Musician, art critic and teacher Jeff Rian’s exhibition, “Rowboat Box,” at the Galeries des Multiples in Paris’ Marais, began with a song.
After recording a folk- and jazz-inspired album, Battle Songs, with his band Rowboat, (produced by buddies Dike Blair and Richard Prince), Rian designed a specially formatted box. He then asked 10 artists pals, many of whom he met by writing about their work—Vito Acconci, and of course Blair and Prince—to produce a new editioned artwork inspired by the spirit of exchange.
All three elements are currently on view, hung on walls like posters in a record store. The case and records are on display in a table in the center of the space. Acconci’s City of Words (2010) is a photomontage of a fantasy city, while Richard Prince’s silkscreen, Behind, is a cartoon footprint of the “Barefoot Bandit,” the child thief whose shenanigans made excited headlines last year.
Rian describes his own tunes as “road music for driving, mixing country picking with jazz harmonies and telling stories of hope and disappointment.” The mix of media, genre, thematic reflect the multi-referential sounds match the artist’s mixed media practice. Rian was born and raised in New York but has been multitasking in Montmartre, Paris, for over 15 years, notably as editor-at-large for Purple, to which he’s contributed since the beginning in 1992.
ALICE PFEIFFER: At face value, the artists here would seem to have very little in common. How did you choose them?
JEFF RIAN: I asked artists that I knew and had also written about to contribute to the box. Dike Blair, my closest friend, introduced me to Richard [Prince] in the 1980s. In 1985-86, I worked as a co-coordinator of an exhibition at the Vienna Secession called Wien Fluss 1986, which is where I met Jean-Luc Vilmouth and Vito Acconci. I got Richard into that show. I became friends with all of them. And while there, I did an interview with Richard that appeared (on the cover) of the March 1987 issue of Art in America. It was Richard’s first cover and my first piece as an art critic.

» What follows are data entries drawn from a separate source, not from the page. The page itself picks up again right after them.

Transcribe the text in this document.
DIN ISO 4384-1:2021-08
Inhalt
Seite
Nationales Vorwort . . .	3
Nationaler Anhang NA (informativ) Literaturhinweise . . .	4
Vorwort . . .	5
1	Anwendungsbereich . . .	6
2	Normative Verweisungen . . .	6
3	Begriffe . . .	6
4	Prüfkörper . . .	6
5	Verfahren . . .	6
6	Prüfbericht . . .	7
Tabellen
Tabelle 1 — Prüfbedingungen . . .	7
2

The other artists are people I’ve become close to since living in Paris. I wrote a Phaidon 55 book on Lewis Baltz; I’ve reviewed the work of Alain Séchas…; I wrote a monograph on Stéphane Dafflon; I’ve written essays for Marcelline Delbecq and Véronique Joumard; and Swedish photographer Anders Edström was Purple‘s primary photographer for years.
Their styles are very different, but they’re all what I would call soulful artists, artists who look for meaning in forms.

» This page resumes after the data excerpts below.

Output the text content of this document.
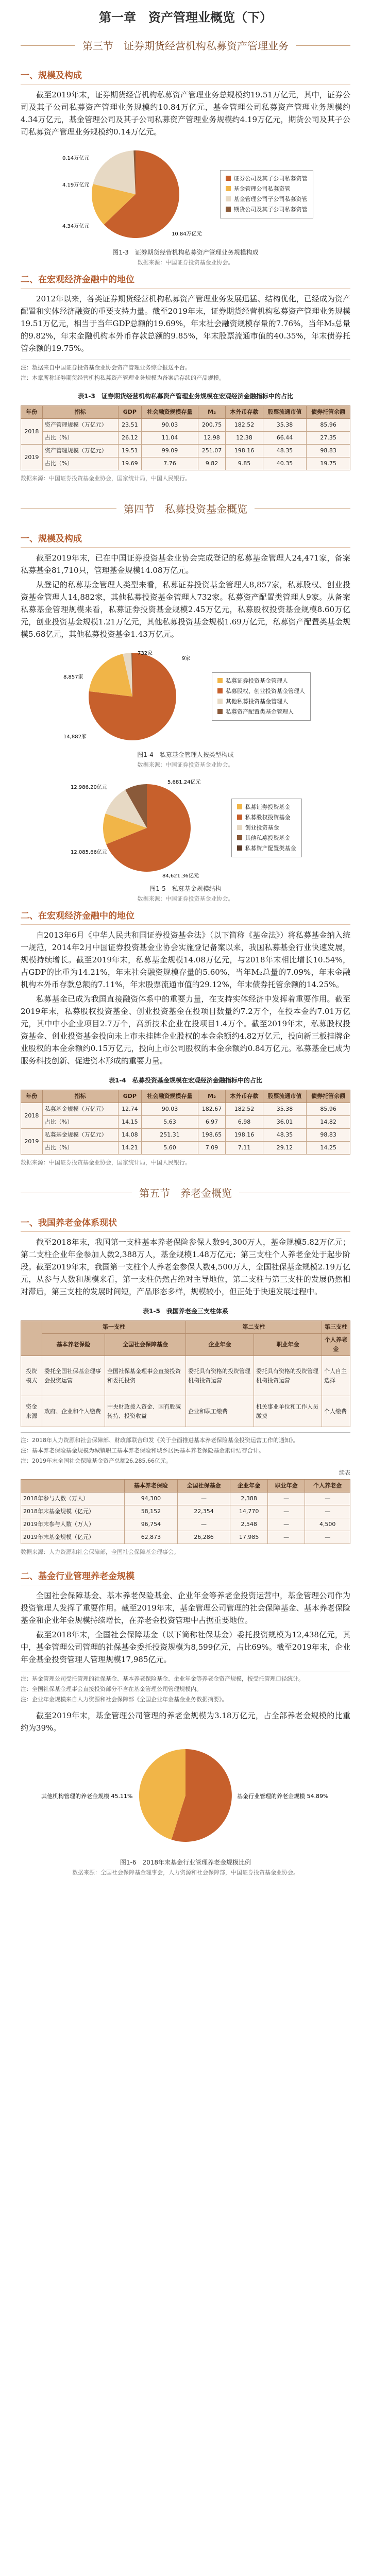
第一章　资产管理业概览（下）
第三节　证券期货经营机构私募资产管理业务
一、规模及构成

截至2019年末，证券期货经营机构私募资产管理业务总规模约19.51万亿元，其中，证券公司及其子公司私募资产管理业务规模约10.84万亿元，基金管理公司私募资产管理业务规模约4.34万亿元，基金管理公司及其子公司私募资产管理业务规模约4.19万亿元，期货公司及其子公司私募资产管理业务规模约0.14万亿元。

0.14万亿元
4.19万亿元
4.34万亿元
10.84万亿元
证券公司及其子公司私募资管
基金管理公司私募资管
基金管理公司子公司私募资管
期货公司及其子公司私募资管
图1-3　证券期货经营机构私募资产管理业务规模构成
数据来源：中国证券投资基金业协会。
二、在宏观经济金融中的地位

2012年以来，各类证券期货经营机构私募资产管理业务发展迅猛、结构优化，已经成为资产配置和实体经济融资的重要支持力量。截至2019年末，证券期货经营机构私募资产管理业务规模19.51万亿元，相当于当年GDP总额的19.69%，年末社会融资规模存量的7.76%，当年M₂总量的9.82%，年末金融机构本外币存款总额的9.85%，年末股票流通市值的40.35%，年末债券托管余额的19.75%。

注：数据来自中国证券投资基金业协会资产管理业务综合报送平台。
注：本章所称证券期货经营机构私募资产管理业务规模为备案后存续的产品规模。
表1-3　证券期货经营机构私募资产管理业务规模在宏观经济金融指标中的占比
年份	指标	GDP	社会融资规模存量	M₂	本外币存款	股票流通市值	债券托管余额
2018	资产管理规模（万亿元）	23.51	90.03	200.75	182.52	35.38	85.96
	占比（%）	26.12	11.04	12.98	12.38	66.44	27.35
2019	资产管理规模（万亿元）	19.51	99.09	251.07	198.16	48.35	98.83
	占比（%）	19.69	7.76	9.82	9.85	40.35	19.75
数据来源：中国证券投资基金业协会，国家统计局，中国人民银行。
第四节　私募投资基金概览
一、规模及构成

截至2019年末，已在中国证券投资基金业协会完成登记的私募基金管理人24,471家，备案私募基金81,710只，管理基金规模14.08万亿元。

从登记的私募基金管理人类型来看，私募证券投资基金管理人8,857家，私募股权、创业投资基金管理人14,882家，其他私募投资基金管理人732家。私募资产配置类管理人9家。从备案私募基金管理规模来看，私募证券投资基金规模2.45万亿元，私募股权投资基金规模8.60万亿元，创业投资基金规模1.21万亿元，其他私募投资基金规模1.69万亿元，私募资产配置类基金规模5.68亿元，其他私募投资基金1.43万亿元。

8,857家
14,882家
732家
9家
私募证券投资基金管理人
私募股权、创业投资基金管理人
其他私募投资基金管理人
私募资产配置类基金管理人
图1-4　私募基金管理人按类型构成
数据来源：中国证券投资基金业协会。
12,986.20亿元
84,621.36亿元
12,085.66亿元
5,681.24亿元
私募证券投资基金
私募股权投资基金
创业投资基金
其他私募投资基金
私募资产配置类基金
图1-5　私募基金规模结构
数据来源：中国证券投资基金业协会。
二、在宏观经济金融中的地位

自2013年6月《中华人民共和国证券投资基金法》（以下简称《基金法》）将私募基金纳入统一规范，2014年2月中国证券投资基金业协会实施登记备案以来，我国私募基金行业快速发展，规模持续增长。截至2019年末，私募基金规模14.08万亿元，与2018年末相比增长10.54%，占GDP的比重为14.21%，年末社会融资规模存量的5.60%，当年M₂总量的7.09%，年末金融机构本外币存款总额的7.11%，年末股票流通市值的29.12%，年末债券托管余额的14.25%。

私募基金已成为我国直接融资体系中的重要力量，在支持实体经济中发挥着重要作用。截至2019年末，私募股权投资基金、创业投资基金在投项目数量约7.2万个，在投本金约7.01万亿元，其中中小企业项目2.7万个，高新技术企业在投项目1.4万个。截至2019年末，私募股权投资基金、创业投资基金投向未上市未挂牌企业股权的本金余额约4.82万亿元，投向新三板挂牌企业股权的本金余额约0.15万亿元，投向上市公司股权的本金余额约0.84万亿元。私募基金已成为服务科技创新、促进资本形成的重要力量。

表1-4　私募投资基金规模在宏观经济金融指标中的占比
年份	指标	GDP	社会融资规模存量	M₂	本外币存款	股票流通市值	债券托管余额
2018	私募基金规模（万亿元）	12.74	90.03	182.67	182.52	35.38	85.96
	占比（%）	14.15	5.63	6.97	6.98	36.01	14.82
2019	私募基金规模（万亿元）	14.08	251.31	198.65	198.16	48.35	98.83
	占比（%）	14.21	5.60	7.09	7.11	29.12	14.25
数据来源：中国证券投资基金业协会，国家统计局，中国人民银行。
第五节　养老金概览
一、我国养老金体系现状

截至2018年末，我国第一支柱基本养老保险参保人数94,300万人，基金规模5.82万亿元；第二支柱企业年金参加人数2,388万人，基金规模1.48万亿元；第三支柱个人养老金处于起步阶段。截至2019年末，我国第一支柱个人养老金参保人数4,500万人，全国社保基金规模2.19万亿元，从参与人数和规模来看，第一支柱仍然占绝对主导地位，第二支柱与第三支柱的发展仍然相对滞后，第三支柱的发展时间短，产品形态多样，规模较小，但正处于快速发展过程中。

表1-5　我国养老金三支柱体系
	第一支柱		第二支柱		第三支柱
	基本养老保险	全国社会保障基金	企业年金	职业年金	个人养老金
投资模式	委托全国社保基金理事会投资运营	全国社保基金理事会直接投资和委托投资	委托具有资格的投资管理机构投资运营	委托具有资格的投资管理机构投资运营	个人自主选择
资金来源	政府、企业和个人缴费	中央财政拨入资金、国有股减转持、投资收益	企业和职工缴费	机关事业单位和工作人员缴费	个人缴费
注：2018年人力资源和社会保障部、财政部联合印发《关于全面推进基本养老保险基金投资运营工作的通知》。
注：基本养老保险基金规模为城镇职工基本养老保险和城乡居民基本养老保险基金累计结存合计。
注：2019年末全国社会保障基金资产总额26,285.66亿元。
续表
	基本养老保险	全国社保基金	企业年金	职业年金	个人养老金
2018年参与人数（万人）	94,300	—	2,388	—	—
2018年末基金规模（亿元）	58,152	22,354	14,770	—	—
2019年末参与人数（万人）	96,754	—	2,548	—	4,500
2019年末基金规模（亿元）	62,873	26,286	17,985	—	—
数据来源：人力资源和社会保障部，全国社会保障基金理事会。
二、基金行业管理养老金规模

全国社会保障基金、基本养老保险基金、企业年金等养老金投资运营中，基金管理公司作为投资管理人发挥了重要作用。截至2019年末，基金管理公司管理的社会保障基金、基本养老保险基金和企业年金规模持续增长，在养老金投资管理中占据重要地位。

截至2018年末，全国社会保障基金（以下简称社保基金）委托投资规模为12,438亿元，其中，基金管理公司管理的社保基金委托投资规模为8,599亿元，占比69%。截至2019年末，企业年金基金投资管理人管理规模17,985亿元。

注：基金管理公司受托管理的社保基金、基本养老保险基金、企业年金等养老金资产规模，按受托管理口径统计。
注：全国社保基金理事会直接投资部分不含在基金管理公司管理规模内。
注：企业年金规模来自人力资源和社会保障部《全国企业年金基金业务数据摘要》。

截至2019年末，基金管理公司管理的养老金规模为3.18万亿元，占全部养老金规模的比重约为39%。

其他机构管理的养老金规模 45.11%	基金行业管理的养老金规模 54.89%
图1-6　2018年末基金行业管理养老金规模比例
数据来源：全国社会保障基金理事会，人力资源和社会保障部，中国证券投资基金业协会。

PFEIFFER: What is the treatment of music by fine art, do you think?
RIAN: We all live with music. But most people in the music world don’t know anything about art, and a lot less about contemporary art. Artists, however, know music. They liked my CD, which is enough for me. I think Vito now listens more to instrumental music than he used to, but he was very happy to participate. They’re people I know. But in the art world, many people probably know a group of people like that, whose works are different but who traffic the same world.
PFEIFFER: Music was the starting point of this project. Does it still play an important role in your life?
RIAN: When I was a very young teenager I was obsessed with folk music. In my late teens I played rock music for a couple years in clubs—six nights a week, 9–2 in the morning. At around 21 I auditioned for a band that turned into a jazz band. The jazz influence stayed, and what I like now is a mix of folk music and jazz.
I feel now the same way I did in my early twenties: in order to play, you have to know some jazz. I had a hard time with the musician’s life and with musicians’ obsessions with their ax; learning George Russell’s Lydian chromatic concept of tonal organization; and the reality of life without daylight. The art world brought light back into my life and it’s still the world I prefer, but I’m now more than just compelled to play music. It’s become a necessity again.
“ROWBOAT BOX” IS ON VIEW THROUGH FEB. 19. GALERIES DES MULTIPLES, 17 RUE SAINT-GILLES.